Native asters and goldenrod attract native bees at Foxborough Conservation Commission’s Lane Learning Center
Plant Goldenrods and Asters to Support Pollinators in Late Summer
According to the National Wildlife Federation, native asters like New England (Aster novae-angliae), New York (Symphyotrichum novi-belgii), smooth (Aster laevis), white wood (Aster divaricatus) and other woodland asters support the entire life cycles of over 110 species of butterflies and moths, so it you want a pollinator garden, these are must-haves.
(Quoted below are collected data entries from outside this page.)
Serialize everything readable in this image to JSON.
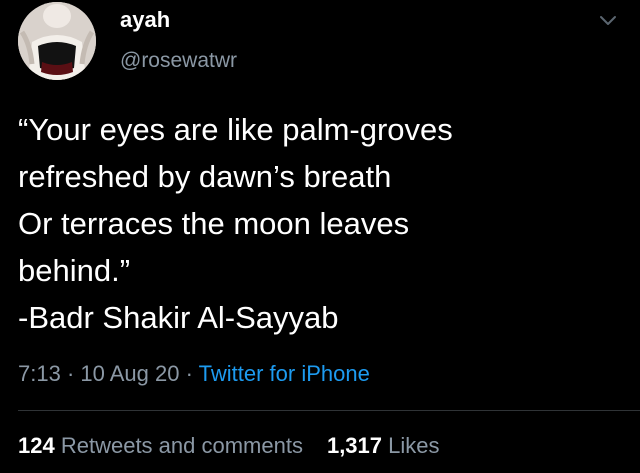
{
  "author": {
    "display_name": "ayah",
    "handle": "@rosewatwr"
  },
  "tweet": {
    "lines": [
      "“Your eyes are like palm-groves",
      "refreshed by dawn’s breath",
      "Or terraces the moon leaves",
      "behind.”",
      "-Badr Shakir Al-Sayyab"
    ],
    "time": "7:13",
    "date": "10 Aug 20",
    "separator": " · ",
    "source": "Twitter for iPhone"
  },
  "stats": {
    "retweets_count": "124",
    "retweets_label": "Retweets and comments",
    "likes_count": "1,317",
    "likes_label": "Likes"
  },
  "icons": {
    "menu": "chevron-down-icon",
    "avatar": "profile-photo"
  },
  "colors": {
    "background": "#000000",
    "text": "#ffffff",
    "secondary": "#8b98a5",
    "link": "#1d9bf0",
    "divider": "#2f3336"
  }
}
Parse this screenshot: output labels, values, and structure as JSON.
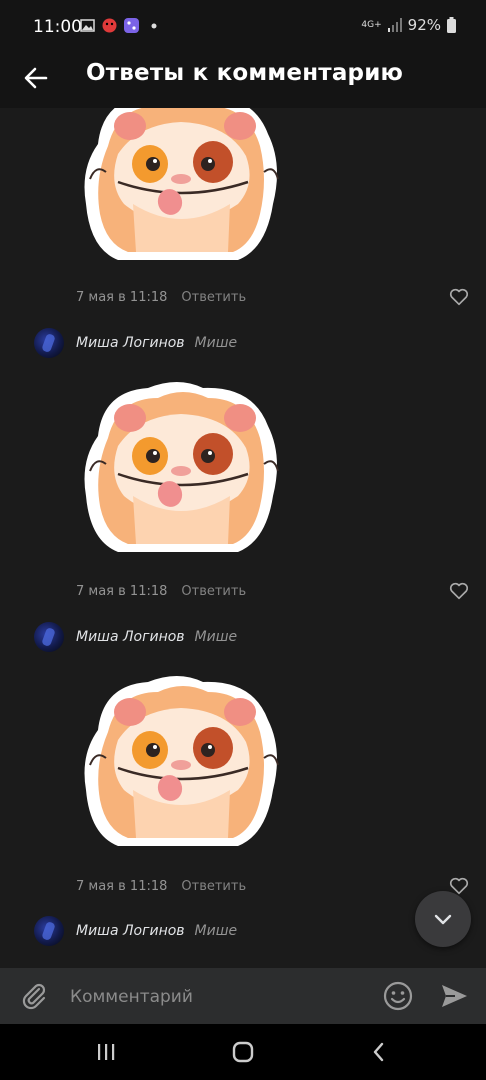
{
  "status_bar": {
    "time": "11:00",
    "network": "4G+",
    "battery": "92%"
  },
  "header": {
    "title": "Ответы к комментарию",
    "back_icon": "arrow-left-icon"
  },
  "comments": [
    {
      "date": "7 мая в 11:18",
      "reply_label": "Ответить"
    },
    {
      "author": "Миша Логинов",
      "reply_to": "Мише",
      "date": "7 мая в 11:18",
      "reply_label": "Ответить"
    },
    {
      "author": "Миша Логинов",
      "reply_to": "Мише",
      "date": "7 мая в 11:18",
      "reply_label": "Ответить"
    },
    {
      "author": "Миша Логинов",
      "reply_to": "Мише"
    }
  ],
  "composer": {
    "placeholder": "Комментарий"
  },
  "colors": {
    "background": "#1b1b1b",
    "bar": "#141414",
    "composer": "#2c2d2e",
    "text": "#e1e3e6",
    "secondary_text": "#939393"
  }
}
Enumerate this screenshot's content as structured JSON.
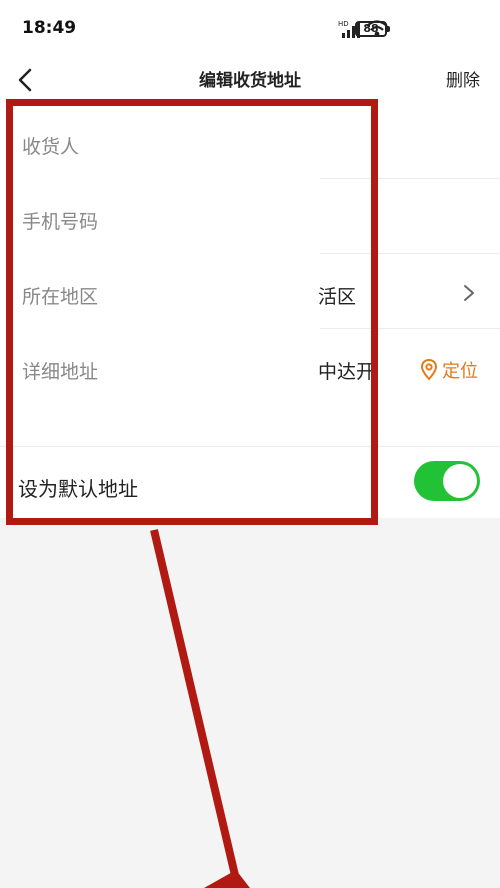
{
  "status_bar": {
    "time": "18:49",
    "battery": "88"
  },
  "nav": {
    "title": "编辑收货地址",
    "delete_label": "删除"
  },
  "form": {
    "recipient": {
      "label": "收货人"
    },
    "phone": {
      "label": "手机号码"
    },
    "region": {
      "label": "所在地区",
      "value": "活区"
    },
    "address": {
      "label": "详细地址",
      "value": "中达开",
      "locate_label": "定位"
    },
    "default": {
      "label": "设为默认地址",
      "enabled": true
    }
  },
  "colors": {
    "accent": "#e07b1a",
    "toggle_on": "#22c236",
    "annotation": "#b11a12"
  }
}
And the good news is that it’s ragweed rather then goldenrod that causes so many allergies in late summer, so plant away!
Goldenrods such as zig-zag (Solidago flexicaulis), showy (Solidago speciosa), seaside (Solidago sempervirens), and anise-scented (Solidago odora) species are the top champions of supporting the entire life cycles of butterflies and moths in New England, supporting 110 species in eastern MA.
More good news is that there are asters and goldenrods that do well in shady and dry conditions, so don’t worry if you’ve not much sun – so get out there and help pollinators by planting the plants they depend upon for their very existence.
What plants are best for native bees?
Obviously they like goldenrods and asters as pictured above, but even better are native roses, like Carolina (Rosa caroliniana), Virginia (Rosa virginiana), swamp rose (Rosa palustris) and shining (Rosa nitida), plus flowering raspberry (Rubus odorous). As always, before purchasing plants, know your site’s cultural conditions – like sun/shade, soil texture and drainage – and select the best species for your conditions so your investment has the best chance of thriving.
Birds and other animals will thank you for providing habit – like food, shelter and nesting sites – that looks so satisfying to you!